If the molecule forms and antihydrogen turns out to be the same as hydrogen except for the direction of its electric charge, people can be sure the universe is pretty much like scientists think it is. If things don’t go as smoothly, the impact on physical knowledge will be tremendous. It will be one of the most important discoveries in the history of humankind.

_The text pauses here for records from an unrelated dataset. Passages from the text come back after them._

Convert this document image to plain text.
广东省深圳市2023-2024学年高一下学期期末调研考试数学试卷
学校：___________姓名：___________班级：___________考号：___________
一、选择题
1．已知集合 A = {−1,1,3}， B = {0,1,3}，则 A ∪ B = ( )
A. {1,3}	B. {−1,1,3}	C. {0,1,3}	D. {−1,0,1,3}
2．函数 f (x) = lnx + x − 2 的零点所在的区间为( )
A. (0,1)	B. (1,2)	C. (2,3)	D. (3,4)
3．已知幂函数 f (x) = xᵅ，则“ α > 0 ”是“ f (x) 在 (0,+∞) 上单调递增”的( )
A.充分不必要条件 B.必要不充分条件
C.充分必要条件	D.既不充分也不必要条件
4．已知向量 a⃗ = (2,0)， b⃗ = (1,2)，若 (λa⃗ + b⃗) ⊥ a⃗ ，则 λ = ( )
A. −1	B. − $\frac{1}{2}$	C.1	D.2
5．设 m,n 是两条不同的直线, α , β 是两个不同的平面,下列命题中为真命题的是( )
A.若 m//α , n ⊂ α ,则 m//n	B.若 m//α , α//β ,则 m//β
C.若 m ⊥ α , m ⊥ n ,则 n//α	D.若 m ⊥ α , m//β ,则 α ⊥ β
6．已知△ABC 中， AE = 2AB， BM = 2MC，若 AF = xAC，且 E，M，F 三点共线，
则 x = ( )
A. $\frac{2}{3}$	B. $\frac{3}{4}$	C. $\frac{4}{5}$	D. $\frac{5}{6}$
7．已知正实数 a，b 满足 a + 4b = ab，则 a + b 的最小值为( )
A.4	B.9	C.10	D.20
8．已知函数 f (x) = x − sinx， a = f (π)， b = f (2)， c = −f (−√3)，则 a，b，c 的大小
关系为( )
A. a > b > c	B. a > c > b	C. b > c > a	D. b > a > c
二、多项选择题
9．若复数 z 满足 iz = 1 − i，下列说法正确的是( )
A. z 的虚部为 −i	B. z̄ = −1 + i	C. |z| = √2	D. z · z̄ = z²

Is there any practical advantage to be gained from this work? Bits of antimatter have been used for decades to make images of what is going on inside the body, what areas of the brain are most active when people think, for example. Positrons in this scanning technique, known as positron emission tomography (PET), are antielectrons.
In “Star Trek” and other science fiction sagas, energy from matter-antimatter annihilations powers starships on voyages to the furthest reaches of the universe in relatively short times.
Dalgarno smiles at the thought of NASA doing this for real. “The problem you need to solve,” he says, “is how to bottle antimatter atoms without annihilating them.”